Five minutes away is Kolonaki Square with its designer boutique stores and coffee shops where well-to-do Athenians would sip their coffee in winter months before leaving for Mykonos in summer. Still affluent, but you are less likely to see ladies with carefully coiffed hair walking their poodles in their Louboutins. However, you may find a Filipino housemaid or two taking on the task.
This summer, the square is dug up in preparation for the Exarcheia to Kolonaki line – once the antithesis of each other but getting closer. Strange bedfellows, almost as strange as the construction workers and archeologists working together as they dig through metro tunnels finding antiquities and then displaying these at metro stations where they were found.
Looking for ordinary Greek families
Though the metro is a great way to get around, you may want to veer off the metro line for a glimpse into the middle-class lives of Athenians.

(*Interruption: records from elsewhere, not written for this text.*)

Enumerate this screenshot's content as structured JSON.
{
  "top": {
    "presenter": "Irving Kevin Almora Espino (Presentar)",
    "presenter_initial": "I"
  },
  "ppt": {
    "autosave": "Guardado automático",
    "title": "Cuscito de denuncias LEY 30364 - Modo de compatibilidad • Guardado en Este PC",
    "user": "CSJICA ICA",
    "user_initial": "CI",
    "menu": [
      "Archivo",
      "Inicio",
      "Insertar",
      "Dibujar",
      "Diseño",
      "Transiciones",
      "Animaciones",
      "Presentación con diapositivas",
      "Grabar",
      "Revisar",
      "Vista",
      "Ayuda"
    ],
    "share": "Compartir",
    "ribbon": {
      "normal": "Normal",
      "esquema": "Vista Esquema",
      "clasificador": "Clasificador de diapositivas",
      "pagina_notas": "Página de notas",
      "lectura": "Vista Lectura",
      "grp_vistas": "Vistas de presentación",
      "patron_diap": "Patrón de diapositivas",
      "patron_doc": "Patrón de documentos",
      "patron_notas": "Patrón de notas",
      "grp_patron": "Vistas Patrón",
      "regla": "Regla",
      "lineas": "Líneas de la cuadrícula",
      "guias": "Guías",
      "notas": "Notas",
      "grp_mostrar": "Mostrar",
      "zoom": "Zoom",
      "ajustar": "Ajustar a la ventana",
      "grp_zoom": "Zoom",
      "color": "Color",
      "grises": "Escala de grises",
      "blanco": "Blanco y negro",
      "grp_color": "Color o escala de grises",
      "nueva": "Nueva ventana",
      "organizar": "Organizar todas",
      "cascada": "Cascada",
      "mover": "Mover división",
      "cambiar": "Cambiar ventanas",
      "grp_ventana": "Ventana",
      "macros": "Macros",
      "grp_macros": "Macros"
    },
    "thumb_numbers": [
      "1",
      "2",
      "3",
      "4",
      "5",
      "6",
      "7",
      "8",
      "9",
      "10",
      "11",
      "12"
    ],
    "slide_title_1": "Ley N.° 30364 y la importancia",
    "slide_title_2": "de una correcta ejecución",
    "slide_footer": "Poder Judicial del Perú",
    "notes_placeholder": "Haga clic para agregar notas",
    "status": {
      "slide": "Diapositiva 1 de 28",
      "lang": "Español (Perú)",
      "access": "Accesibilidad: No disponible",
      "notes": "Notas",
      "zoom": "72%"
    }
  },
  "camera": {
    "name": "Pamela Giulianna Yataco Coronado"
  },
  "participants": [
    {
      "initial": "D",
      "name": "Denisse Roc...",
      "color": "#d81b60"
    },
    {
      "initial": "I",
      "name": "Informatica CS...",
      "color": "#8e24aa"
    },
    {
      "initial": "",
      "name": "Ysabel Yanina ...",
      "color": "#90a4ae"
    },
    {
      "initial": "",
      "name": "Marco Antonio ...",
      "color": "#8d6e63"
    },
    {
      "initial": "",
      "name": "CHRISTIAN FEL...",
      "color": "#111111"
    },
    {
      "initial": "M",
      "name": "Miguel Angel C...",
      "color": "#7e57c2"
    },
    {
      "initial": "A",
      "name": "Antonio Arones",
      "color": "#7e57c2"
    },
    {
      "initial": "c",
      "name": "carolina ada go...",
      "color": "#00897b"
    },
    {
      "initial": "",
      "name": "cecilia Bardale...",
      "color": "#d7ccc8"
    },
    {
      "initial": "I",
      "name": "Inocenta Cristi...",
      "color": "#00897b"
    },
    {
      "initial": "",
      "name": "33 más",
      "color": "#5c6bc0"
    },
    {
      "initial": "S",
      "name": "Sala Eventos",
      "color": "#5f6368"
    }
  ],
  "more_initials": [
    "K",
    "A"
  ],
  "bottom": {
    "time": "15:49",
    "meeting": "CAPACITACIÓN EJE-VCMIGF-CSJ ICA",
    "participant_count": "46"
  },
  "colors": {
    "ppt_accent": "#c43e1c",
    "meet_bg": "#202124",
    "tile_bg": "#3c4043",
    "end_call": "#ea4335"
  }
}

The most famous non-tourist square is that of Nea Smyrni. Sprawling over five acres, it is a square that fiercely retains its strong local character and intergenerational appeal: elders sip their coffee outside the Everest tyropita chain, young parents encourage toddlers to take their first steps, teens rush out from the local high school, nicknamed Onasseio after the suburb’s famous benefactor, Greek tycoon Aristotle Onassis.
It is a place where neighbours bump into each other and enjoy beverages in cafes by the fountains. Souvlaki shops like Lefteris and Crepa Crepa creperie have become local institutions. You may come across an odd toddler tantrum for an ice cream at Zuccherino, and adults head to Adonis, a café that has even inspired songs. Galaxias, a café hangout for young people in the 1980s, has been repurposed as a cultural centre. Each venue carries memories for those who spent their youth there.
Like Nea Smyrni, middle-class suburbs like Agia Paraskevi, Kaisariani, Pangrati and Vyronas have squares non-trodden by tourists.
Getting around
Public transport in Athens keeps getting better with the extension of its metro lines strategically placed as they link to bus, tram and metro arteries. The set-up is made even more convenient with digital signposts at bus stops telling you exactly when the next bus will arrive, and an app has also been created to take the guesswork out of waiting.
The price has remained stable at 1.20 euros for a standard ticket using all transport means for 90 mins (50 cents for seniors and students), and 4.5 euros for a one-day ticket, 8.20 euros for unlimited five days and a 3-day tourist pass is also available and includes transport to and from the airport. Despite the affordable prices, the honour code is tested as people rush to get in for free behind ticket-payers at gateways. Others leave their tickets on rails so that fellow commuters can make use of unused time left on their tickets.
Cabs continue to be notorious with drivers chatting on mobile phones while driving, whizzing through an occasional red light, a number refusing to turn on taxi metres unless asked, and though credit card payments are now a legal obligation, there are still cabbies uninterested in following the guidelines.
With GPS tracking systems now available, it is tempting to turn on your GPS but get ready for an insulted cabbie should you be caught. But with fares still being affordable sometimes it’s worth circling your way to the square.